Doctors need the freedom to administer drugs in combination because tumors recruit blood vessels through several signaling mechanisms, researchers believe, so the best approach is to apply several drugs, cutting off all routes.

He concludes that we need to move away from “the rules governing drug approval to tort law and intellectual property rights” and that: “Science now has the knowledge and the tools; we need to act.”

I agree that we need to move away from FDA rules governing drug approval, but I disagree that we need to replace those with tort law and intellectual property rights.

Profiteering on cancer, through intellectual property rights, is one of the main hindering factors to finding the true cure for cancer.

In fact like with many other industries, the solution is already available but suppressed.

The cure for cancer has been made available by a number of immune supporting therapies for decades. Those methods have been vilified, ridiculed and suppressed by the scientific community.

If we were in a court of law, arguing a murder case, the evidence would suffice to persuade a jury.

When it comes to curing cancer using lifestyle, food and supplements the burden of proof becomes overwhelming.

Let me mention an example. Dr. Hulda Clark presented meticulous case histories of over 50 people that she treated for cancer in her book “The Cure for All Advanced Cancers”. The success rate for advanced cancer is about 95%

Those case histories were supported with before and after x-rays and other medical information. So you can count on this method, not merely hope it will work for you. It is a total approach that not only shrinks tumors, but also normalizes your blood chemistry, lowers your cancer markers, and returns your health. The small failure rate (5%) is due to clinical emergencies that beset the advanced cancer sufferer. However, if you combine the advice in this book with access to hospital care, even “hopeless” patients can gain the time necessary to become well again.

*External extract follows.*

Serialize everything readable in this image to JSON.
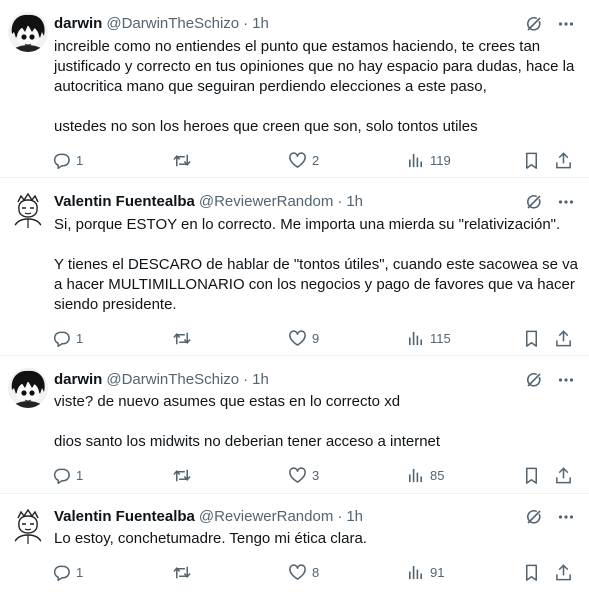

If a jury would be asked to deliberate and decide if cancer can be cured using her methods and they were given the evidence in the book, I am confident they would rule that Dr. Hulda Clark did actually cure those people.

However this is not the experience Dr. Clark had when asking an oncologist to testify if the x-rays and medical information presented indicated a cure of cancer. The doctor simply asked for a biopsy. He told Dr. Clark that he could not testify that the original series of x-rays he had in his hands, that clearly indicated a shrinking tumor, indicated that it was in fact tumor. He needed a biopsy to be conclusive.

The laws governing medical treatment need to be changed to primarily support natural therapies, that incorporate lifestyle, food and supplements.